Children And Other Pets
Border Terriers are a perfect animal companion for kids, as they can effortlessly match a child's energy all day long. However, they may be a little too rambunctious for households with children under the age of six. Just take care to supervise them, especially around the young ones, as they can unintentionally hurt small children.
Children must be taught how to touch and approach your Border Terrier, as with any animal. Supervision is recommended for interactions between dogs and young children to prevent any biting or ear pulling from either party.
Border Terriers generally get along well with other pet animals when they are socialized as puppies. These Terriers tend to thrive with dogs of the opposite sex. Borders are likely to appease their original instincts to chase outdoor cats, squirrels, and other small wildlife. And if you care for the safety of any smaller prey-type animals (such as birds, rabbits, hamsters, and gerbils), do not trust your Border to be alone with them.
Border Terrier Dog Rescue Groups
Sad as it is, people sometimes adopt Border Terriers without a clear understanding of what goes into owning one. The result is that this sweet and loving breed often ends up in need of fostering or adoption and in the care of rescue groups. There are several Border rescue groups online that can help with finding homes, fostering, and other rescue-related issues for dogs in need of assistance.
If raising and training a puppy doesn't interest you, an adult Border Terrier may be a great choice.
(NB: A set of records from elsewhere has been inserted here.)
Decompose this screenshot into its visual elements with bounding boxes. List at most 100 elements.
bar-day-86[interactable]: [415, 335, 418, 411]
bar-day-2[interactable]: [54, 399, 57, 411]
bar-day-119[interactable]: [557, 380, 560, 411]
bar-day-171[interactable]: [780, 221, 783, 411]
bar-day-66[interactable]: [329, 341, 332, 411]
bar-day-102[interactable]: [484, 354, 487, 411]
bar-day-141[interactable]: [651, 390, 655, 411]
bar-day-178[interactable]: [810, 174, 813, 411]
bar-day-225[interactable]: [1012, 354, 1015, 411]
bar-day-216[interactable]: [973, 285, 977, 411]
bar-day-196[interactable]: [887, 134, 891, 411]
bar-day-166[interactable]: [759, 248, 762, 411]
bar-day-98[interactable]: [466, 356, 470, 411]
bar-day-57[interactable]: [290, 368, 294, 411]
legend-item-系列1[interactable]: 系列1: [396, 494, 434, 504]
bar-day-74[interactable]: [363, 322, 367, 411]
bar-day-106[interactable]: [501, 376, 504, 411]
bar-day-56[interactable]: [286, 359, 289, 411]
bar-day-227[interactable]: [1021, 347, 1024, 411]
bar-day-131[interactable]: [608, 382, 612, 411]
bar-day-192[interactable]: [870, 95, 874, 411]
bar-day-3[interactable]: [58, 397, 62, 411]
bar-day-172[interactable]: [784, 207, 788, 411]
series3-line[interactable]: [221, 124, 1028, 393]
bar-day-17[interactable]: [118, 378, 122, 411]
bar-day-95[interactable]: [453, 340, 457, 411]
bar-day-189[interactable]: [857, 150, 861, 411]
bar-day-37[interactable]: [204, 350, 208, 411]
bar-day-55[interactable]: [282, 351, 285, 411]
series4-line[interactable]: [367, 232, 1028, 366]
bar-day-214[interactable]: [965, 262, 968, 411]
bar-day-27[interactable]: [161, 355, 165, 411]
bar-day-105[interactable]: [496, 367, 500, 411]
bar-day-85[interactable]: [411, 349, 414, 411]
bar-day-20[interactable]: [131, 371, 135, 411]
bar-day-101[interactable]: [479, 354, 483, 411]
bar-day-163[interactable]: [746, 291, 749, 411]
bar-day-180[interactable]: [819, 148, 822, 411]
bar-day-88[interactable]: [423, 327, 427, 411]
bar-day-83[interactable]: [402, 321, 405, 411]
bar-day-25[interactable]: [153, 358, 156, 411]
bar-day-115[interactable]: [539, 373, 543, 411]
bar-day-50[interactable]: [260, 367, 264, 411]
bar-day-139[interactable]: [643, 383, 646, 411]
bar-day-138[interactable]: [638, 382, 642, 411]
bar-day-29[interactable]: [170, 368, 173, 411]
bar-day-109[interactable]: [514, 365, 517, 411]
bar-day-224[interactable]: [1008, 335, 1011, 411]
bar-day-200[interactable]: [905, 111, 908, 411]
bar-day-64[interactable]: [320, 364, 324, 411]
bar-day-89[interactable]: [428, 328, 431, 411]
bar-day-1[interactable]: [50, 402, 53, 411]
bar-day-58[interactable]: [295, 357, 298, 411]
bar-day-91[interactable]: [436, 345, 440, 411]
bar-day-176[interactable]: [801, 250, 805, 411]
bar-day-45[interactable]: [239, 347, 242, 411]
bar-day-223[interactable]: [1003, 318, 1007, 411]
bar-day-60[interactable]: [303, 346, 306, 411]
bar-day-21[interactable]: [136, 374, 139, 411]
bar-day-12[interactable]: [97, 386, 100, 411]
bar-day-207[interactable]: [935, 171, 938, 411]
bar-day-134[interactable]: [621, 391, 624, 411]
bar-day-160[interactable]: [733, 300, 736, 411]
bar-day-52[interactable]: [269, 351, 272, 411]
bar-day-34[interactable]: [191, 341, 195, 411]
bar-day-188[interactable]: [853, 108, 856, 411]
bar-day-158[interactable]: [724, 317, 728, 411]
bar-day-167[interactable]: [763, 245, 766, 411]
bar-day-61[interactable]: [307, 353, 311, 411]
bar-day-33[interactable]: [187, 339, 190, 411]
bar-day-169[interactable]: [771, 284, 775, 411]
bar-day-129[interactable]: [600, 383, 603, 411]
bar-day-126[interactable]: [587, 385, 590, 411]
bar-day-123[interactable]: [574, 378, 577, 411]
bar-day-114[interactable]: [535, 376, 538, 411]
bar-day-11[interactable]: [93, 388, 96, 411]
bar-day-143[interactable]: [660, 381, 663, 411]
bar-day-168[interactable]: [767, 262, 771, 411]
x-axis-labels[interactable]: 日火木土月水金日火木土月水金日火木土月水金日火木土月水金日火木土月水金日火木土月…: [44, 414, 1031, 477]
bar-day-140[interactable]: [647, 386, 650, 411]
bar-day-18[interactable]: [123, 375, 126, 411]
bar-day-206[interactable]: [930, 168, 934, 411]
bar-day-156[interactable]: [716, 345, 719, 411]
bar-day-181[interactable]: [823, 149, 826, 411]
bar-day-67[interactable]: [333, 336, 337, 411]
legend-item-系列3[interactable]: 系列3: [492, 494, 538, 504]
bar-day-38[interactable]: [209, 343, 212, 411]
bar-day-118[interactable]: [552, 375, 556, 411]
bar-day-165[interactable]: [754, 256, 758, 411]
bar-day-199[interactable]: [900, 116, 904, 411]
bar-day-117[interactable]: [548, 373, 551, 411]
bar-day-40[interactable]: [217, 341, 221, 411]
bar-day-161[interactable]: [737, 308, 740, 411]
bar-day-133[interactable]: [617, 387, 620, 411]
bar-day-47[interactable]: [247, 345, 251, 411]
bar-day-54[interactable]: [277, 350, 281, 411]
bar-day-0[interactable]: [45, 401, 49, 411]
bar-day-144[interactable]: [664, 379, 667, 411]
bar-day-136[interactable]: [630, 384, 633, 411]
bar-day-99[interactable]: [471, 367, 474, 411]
Adults can be much easier because they may have already gone through training and the destructive puppy stage. If you're interested in adopting an adult Border Terrier, a dog rescue is a perfect place to look.
To ensure that you're getting a healthy dog, never buy a puppy from puppy mills. Also, never trust any pet store or breeder who can't or won't provide the dog's health clearances.
More About the Border Terrier
Border Terriers thrive when they're with people. They aren't happy living outdoors with little human interaction. If left to their own devices, they can get bored and become noisy or destructive. These pups are expert escape artists and will likely find their way out of any fenced yard if given enough time and opportunity. Find yourself a bouncy, lovable, and fearless Border Terrier, and you'll never look back!